Actually, I'm working with LEX right now. I posted above the C language part of my program. Just don't bother with the yyin, yyout and yylex(), they're part of the LEX. So here is my problem:Code:int main(){ FILE *inputfile,*outputfile; char temp[1000]; fgets(temp,1000,stdin); //get one-liner string from console and store it to temp inputfile=tmpfile(); //open a temporary file fputs(temp,inputfile); //copy the string in temp to fp fflush(inputfile); //flush to solve stream buffering outputfile=fopen("output.txt", "wt"); yyin=input; yyout=output; yylex(); floseall; }
I need to get a one-liner stdin input (meaning, the input will already be entered once you press enter). Then I need to copy that input to a file. Then that file is what I need for yyin, the input to yylex().

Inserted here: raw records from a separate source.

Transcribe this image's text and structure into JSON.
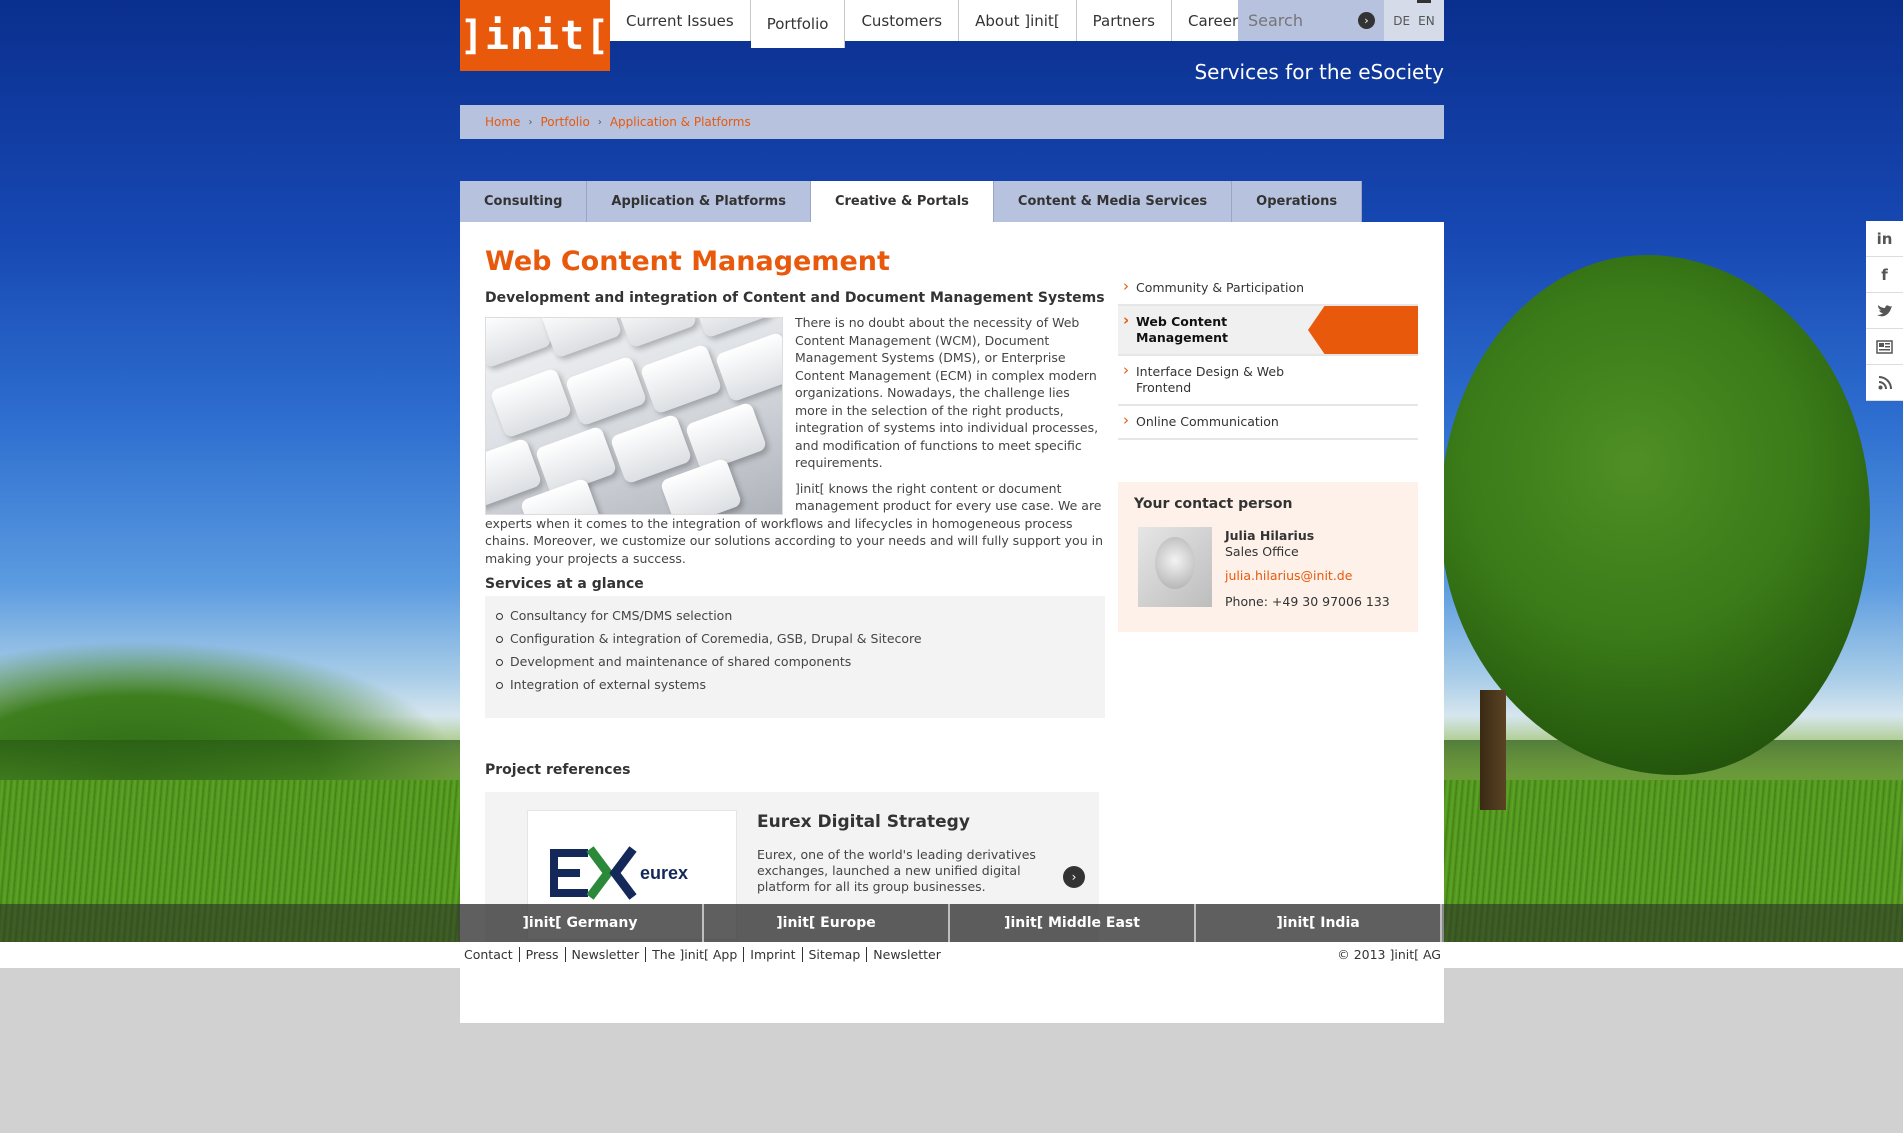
{
  "logo": "]init[",
  "topnav": [
    "Current Issues",
    "Portfolio",
    "Customers",
    "About ]init[",
    "Partners",
    "Career"
  ],
  "search": {
    "placeholder": "Search"
  },
  "languages": [
    "DE",
    "EN"
  ],
  "tagline": "Services for the eSociety",
  "breadcrumb": [
    "Home",
    "Portfolio",
    "Application & Platforms"
  ],
  "tabs": [
    "Consulting",
    "Application & Platforms",
    "Creative & Portals",
    "Content & Media Services",
    "Operations"
  ],
  "main": {
    "title": "Web Content Management",
    "subtitle": "Development and integration of Content and Document Management Systems",
    "paragraph1": "There is no doubt about the necessity of Web Content Management (WCM), Document Management Systems (DMS), or Enterprise Content Management (ECM) in complex modern organizations. Nowadays, the challenge lies more in the selection of the right products, integration of systems into individual processes, and modification of functions to meet specific requirements.",
    "paragraph2": "]init[ knows the right content or document management product for every use case. We are experts when it comes to the integration of workflows and lifecycles in homogeneous process chains. Moreover, we customize our solutions according to your needs and will fully support you in making your projects a success.",
    "services_heading": "Services at a glance",
    "services": [
      "Consultancy for CMS/DMS selection",
      "Configuration & integration of Coremedia, GSB, Drupal & Sitecore",
      "Development and maintenance of shared components",
      "Integration of external systems"
    ],
    "references_heading": "Project references",
    "reference": {
      "logo_text": "eurex",
      "title": "Eurex Digital Strategy",
      "text": "Eurex, one of the world's leading derivatives exchanges, launched a new unified digital platform for all its group businesses."
    }
  },
  "sidenav": [
    "Community & Participation",
    "Web Content Management",
    "Interface Design & Web Frontend",
    "Online Communication"
  ],
  "contact": {
    "heading": "Your contact person",
    "name": "Julia Hilarius",
    "role": "Sales Office",
    "email": "julia.hilarius@init.de",
    "phone": "Phone: +49 30 97006 133"
  },
  "social": [
    "linkedin-icon",
    "facebook-icon",
    "twitter-icon",
    "news-icon",
    "rss-icon"
  ],
  "offices": [
    "]init[ Germany",
    "]init[ Europe",
    "]init[ Middle East",
    "]init[ India"
  ],
  "footer": {
    "links": [
      "Contact",
      "Press",
      "Newsletter",
      "The ]init[ App",
      "Imprint",
      "Sitemap",
      "Newsletter"
    ],
    "copyright": "© 2013 ]init[ AG"
  },
  "colors": {
    "brand_orange": "#e8590c",
    "nav_blue": "#b7c2de"
  }
}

Here's how I approached the problem:
fgets(temp,1000,stdin);
First, I used fgets(). During some "experiments" i had done earlier, I confirmed that it was able to get all those inputed including the newline character.
inputfile=tmpfile();
Then I used tmpfile() to open a temporary file (well, we are not allowed to create a file on the physical space)
fputs(temp,input);
Then I used fputs. It seems this is where the problem started. For some reason, I can't have the inputfile contain what I inputed in the console. Otherwise, then yylex() would have been able to process the yyin.
I even used fflush. I've experimented with it a while ago, and the fflush there is working fine. It is not returning any error values.
Yeah this is LEX. But I'm only asking about the C language part. I'm just trying to have inputfile contain the string inputed in the console. Also, the inputfile should not create any file in the physical space. Anybody?